Italy Impressions #5 Santa Maria degli Angeli
The interior should have been captivating, but nothing in me responded—at least at first. I finally perked up when I noticed scaffolding in one chapel to the side, and two girls up on it...
Hello from Paris!
It’s Thursday—which means we’re returning to my impressions of Italy!
Enjoy!
Santa Maria degli Angeli e dei Martiri
There was an electric kettle in the room, and one of those tiny espresso makers that work with tiny plastic capsules that you shove in, pull a lever like a slot machine, and win a delicious cup of coffee every time.
I would never buy one back home, because with every glorious sip I’d feel guilty about creating unnecessary plastic waste for the recycling bin. On vacation who cares? Though in my environmental defense, I still didn’t turn up the air conditioner as high as I dreamed of, just enough to keep from feeling sick.
And we did—feel sick. We were in Rome seven days and most of them were over 103 F. One day I think was 105 F! Forty point five degrees Celsius. But we’d been looking forward to the trip for so long, we slathered ourselves with sunscreen and ventured out anyway.
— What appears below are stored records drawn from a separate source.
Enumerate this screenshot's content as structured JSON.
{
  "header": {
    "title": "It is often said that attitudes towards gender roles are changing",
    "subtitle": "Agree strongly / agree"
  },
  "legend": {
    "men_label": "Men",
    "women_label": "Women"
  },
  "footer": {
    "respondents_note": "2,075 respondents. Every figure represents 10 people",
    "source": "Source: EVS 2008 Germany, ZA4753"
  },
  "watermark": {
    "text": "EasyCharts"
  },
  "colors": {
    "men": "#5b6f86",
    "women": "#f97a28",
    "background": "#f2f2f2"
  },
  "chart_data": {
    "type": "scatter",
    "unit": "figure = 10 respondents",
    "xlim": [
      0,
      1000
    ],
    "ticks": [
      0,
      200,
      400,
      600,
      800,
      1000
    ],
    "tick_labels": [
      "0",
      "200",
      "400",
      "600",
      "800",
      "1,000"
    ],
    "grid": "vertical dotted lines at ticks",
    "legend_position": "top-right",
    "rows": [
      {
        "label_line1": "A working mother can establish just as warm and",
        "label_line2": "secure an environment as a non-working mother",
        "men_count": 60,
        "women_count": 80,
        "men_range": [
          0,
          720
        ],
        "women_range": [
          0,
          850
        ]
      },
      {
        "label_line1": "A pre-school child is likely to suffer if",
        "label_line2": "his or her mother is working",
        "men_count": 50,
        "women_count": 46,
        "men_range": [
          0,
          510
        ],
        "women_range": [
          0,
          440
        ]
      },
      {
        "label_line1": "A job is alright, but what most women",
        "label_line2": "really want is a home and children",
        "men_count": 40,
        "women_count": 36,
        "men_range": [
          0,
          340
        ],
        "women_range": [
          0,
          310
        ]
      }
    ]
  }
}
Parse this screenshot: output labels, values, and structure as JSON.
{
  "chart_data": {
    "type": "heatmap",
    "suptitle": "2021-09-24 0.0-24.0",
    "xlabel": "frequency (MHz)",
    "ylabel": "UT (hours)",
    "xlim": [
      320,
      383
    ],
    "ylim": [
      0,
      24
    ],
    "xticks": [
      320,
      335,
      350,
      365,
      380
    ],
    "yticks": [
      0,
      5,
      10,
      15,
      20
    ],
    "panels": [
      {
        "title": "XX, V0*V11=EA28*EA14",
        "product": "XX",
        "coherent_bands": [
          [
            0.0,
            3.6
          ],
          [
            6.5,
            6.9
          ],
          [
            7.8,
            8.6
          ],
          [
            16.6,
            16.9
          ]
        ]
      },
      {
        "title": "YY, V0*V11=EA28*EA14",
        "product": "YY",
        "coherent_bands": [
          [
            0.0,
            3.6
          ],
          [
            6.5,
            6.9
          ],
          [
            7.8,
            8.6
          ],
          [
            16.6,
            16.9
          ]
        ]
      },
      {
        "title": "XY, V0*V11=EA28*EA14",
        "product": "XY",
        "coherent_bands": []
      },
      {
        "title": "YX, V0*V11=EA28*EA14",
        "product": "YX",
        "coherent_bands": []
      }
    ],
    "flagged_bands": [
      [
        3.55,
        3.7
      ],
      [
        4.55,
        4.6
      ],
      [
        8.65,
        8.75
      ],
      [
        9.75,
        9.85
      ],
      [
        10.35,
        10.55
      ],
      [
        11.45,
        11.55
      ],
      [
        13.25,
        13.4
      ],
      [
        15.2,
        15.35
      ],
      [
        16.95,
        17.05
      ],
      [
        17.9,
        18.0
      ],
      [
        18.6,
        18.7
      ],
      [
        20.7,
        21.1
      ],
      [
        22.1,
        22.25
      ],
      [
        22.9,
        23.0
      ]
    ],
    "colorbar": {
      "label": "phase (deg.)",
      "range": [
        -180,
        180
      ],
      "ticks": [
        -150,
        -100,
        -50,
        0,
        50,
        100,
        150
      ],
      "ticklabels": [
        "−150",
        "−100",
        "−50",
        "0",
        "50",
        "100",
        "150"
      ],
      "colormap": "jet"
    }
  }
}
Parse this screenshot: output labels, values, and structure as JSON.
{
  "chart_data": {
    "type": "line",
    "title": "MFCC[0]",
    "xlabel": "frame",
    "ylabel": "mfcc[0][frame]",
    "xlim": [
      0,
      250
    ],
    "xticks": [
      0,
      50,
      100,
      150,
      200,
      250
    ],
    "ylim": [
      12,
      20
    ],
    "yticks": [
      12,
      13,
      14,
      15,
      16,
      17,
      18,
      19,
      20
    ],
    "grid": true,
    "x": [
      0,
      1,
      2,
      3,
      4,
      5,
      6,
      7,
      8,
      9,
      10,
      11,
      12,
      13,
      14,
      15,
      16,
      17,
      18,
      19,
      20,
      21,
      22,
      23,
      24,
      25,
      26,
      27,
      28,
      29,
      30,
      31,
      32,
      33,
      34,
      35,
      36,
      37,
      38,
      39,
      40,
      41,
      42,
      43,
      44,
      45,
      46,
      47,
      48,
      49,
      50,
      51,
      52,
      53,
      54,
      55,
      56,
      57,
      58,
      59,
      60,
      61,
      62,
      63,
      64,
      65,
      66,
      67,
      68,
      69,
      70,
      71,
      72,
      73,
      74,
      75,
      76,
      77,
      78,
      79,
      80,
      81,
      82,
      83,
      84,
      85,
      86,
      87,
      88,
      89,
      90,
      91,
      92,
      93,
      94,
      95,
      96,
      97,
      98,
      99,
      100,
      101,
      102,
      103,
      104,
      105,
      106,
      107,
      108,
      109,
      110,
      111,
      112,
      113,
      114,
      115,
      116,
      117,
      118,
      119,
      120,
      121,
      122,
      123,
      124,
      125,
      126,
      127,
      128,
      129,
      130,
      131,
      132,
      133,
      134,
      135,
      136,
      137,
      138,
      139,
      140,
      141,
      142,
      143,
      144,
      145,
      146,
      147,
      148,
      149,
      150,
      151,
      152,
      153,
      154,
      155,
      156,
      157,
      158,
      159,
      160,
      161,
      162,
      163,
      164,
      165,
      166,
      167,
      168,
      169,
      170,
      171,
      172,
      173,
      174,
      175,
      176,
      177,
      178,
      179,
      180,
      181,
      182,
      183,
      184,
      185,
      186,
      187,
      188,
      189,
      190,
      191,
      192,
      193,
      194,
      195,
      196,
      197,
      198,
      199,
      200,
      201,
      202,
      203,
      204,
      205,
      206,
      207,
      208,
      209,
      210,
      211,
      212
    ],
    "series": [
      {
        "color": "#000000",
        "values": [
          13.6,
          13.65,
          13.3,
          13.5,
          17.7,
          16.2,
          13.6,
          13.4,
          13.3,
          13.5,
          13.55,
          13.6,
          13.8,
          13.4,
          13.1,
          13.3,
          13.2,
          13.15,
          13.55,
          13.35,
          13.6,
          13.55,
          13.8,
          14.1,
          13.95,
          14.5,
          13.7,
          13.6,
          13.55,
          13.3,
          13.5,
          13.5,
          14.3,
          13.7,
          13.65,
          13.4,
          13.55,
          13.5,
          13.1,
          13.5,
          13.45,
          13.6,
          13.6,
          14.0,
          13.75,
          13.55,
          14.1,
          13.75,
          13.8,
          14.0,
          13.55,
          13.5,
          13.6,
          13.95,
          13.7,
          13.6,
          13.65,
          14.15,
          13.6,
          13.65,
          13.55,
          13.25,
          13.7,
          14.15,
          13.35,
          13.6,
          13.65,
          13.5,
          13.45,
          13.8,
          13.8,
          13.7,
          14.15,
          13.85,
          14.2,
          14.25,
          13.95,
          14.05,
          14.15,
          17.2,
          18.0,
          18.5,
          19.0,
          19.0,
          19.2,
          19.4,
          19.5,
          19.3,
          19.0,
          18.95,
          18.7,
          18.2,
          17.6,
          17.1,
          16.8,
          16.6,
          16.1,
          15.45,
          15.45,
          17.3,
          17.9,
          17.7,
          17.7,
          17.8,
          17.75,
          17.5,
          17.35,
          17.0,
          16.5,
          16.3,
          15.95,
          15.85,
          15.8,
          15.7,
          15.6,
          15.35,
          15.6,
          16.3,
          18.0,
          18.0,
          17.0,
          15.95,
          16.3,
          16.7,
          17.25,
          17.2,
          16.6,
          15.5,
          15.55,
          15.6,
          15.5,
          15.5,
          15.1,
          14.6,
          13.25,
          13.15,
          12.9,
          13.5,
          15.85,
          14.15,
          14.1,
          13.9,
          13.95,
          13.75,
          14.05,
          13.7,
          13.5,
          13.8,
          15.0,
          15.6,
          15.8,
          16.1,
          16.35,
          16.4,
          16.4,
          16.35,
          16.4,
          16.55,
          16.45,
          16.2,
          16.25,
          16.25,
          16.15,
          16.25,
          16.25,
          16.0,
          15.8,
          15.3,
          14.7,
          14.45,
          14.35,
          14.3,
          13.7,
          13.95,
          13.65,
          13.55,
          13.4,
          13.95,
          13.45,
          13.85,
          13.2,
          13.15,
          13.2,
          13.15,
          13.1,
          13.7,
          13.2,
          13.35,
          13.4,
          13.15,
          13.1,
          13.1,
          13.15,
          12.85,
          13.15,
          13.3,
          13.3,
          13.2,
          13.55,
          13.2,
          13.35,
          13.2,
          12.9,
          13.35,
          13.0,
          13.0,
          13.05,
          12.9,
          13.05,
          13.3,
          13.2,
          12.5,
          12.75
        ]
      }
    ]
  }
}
The first whole day had definitely been worth it, the visit to Santa Maria Maggiore, then San Whatshisname, Clemente, that was layered like a cake or a lasagna, with basilica on top of basilica on top of a temple to Mithras and mysterious spring.
In fact, maybe that’s why the morning afterwards I woke up feeling dull, even hungover—I’d gorged myself on sensation the day before. And when the bus dumped us at Termini station, I couldn’t find my groove. I spun around like a dog chasing its tail, going this way and that, trying to make the Google map dot which represented me head in the direction of the other dot that represented our destination, Santa Maria degli Angeli e dei Martiri, which Michelango converted into a Renaissance basilica from baths dating from the emperor Diocletian who ruled from 284 to 305 A.D.
I thought we’d never get there. The phone said it was a seven minutes walk. In the heat, moving slowly, it took ten and felt like sixty. Worse, when we arrived, the massive bronze doors were still closed.
There were other people waiting, too, some Asian tourists, some Latin Americans. They’d linger a few minutes, then wander away after gazing up at the facade which my guidebook said was part of the original structure. As for the enormous bronze doors which remained resolutely closed, those you could blame on twentieth century Franco-Polish artist Igor Mitoraj.
Holding an umbrella over our heads to shelter us from the already brutal sun, we stared stupidly at them as if our gaze could force them open. And maybe it did. I was mustering the will to plot the route to our next objective when a disgruntled looking man came and slowly swung one open.
The interior should have been captivating, but nothing in me responded—at least at first. I wandered around slowly. All the marble made it cool at least. I finally perked up when I noticed scaffolding in one chapel to the side, and two girls up on it restoring a painting.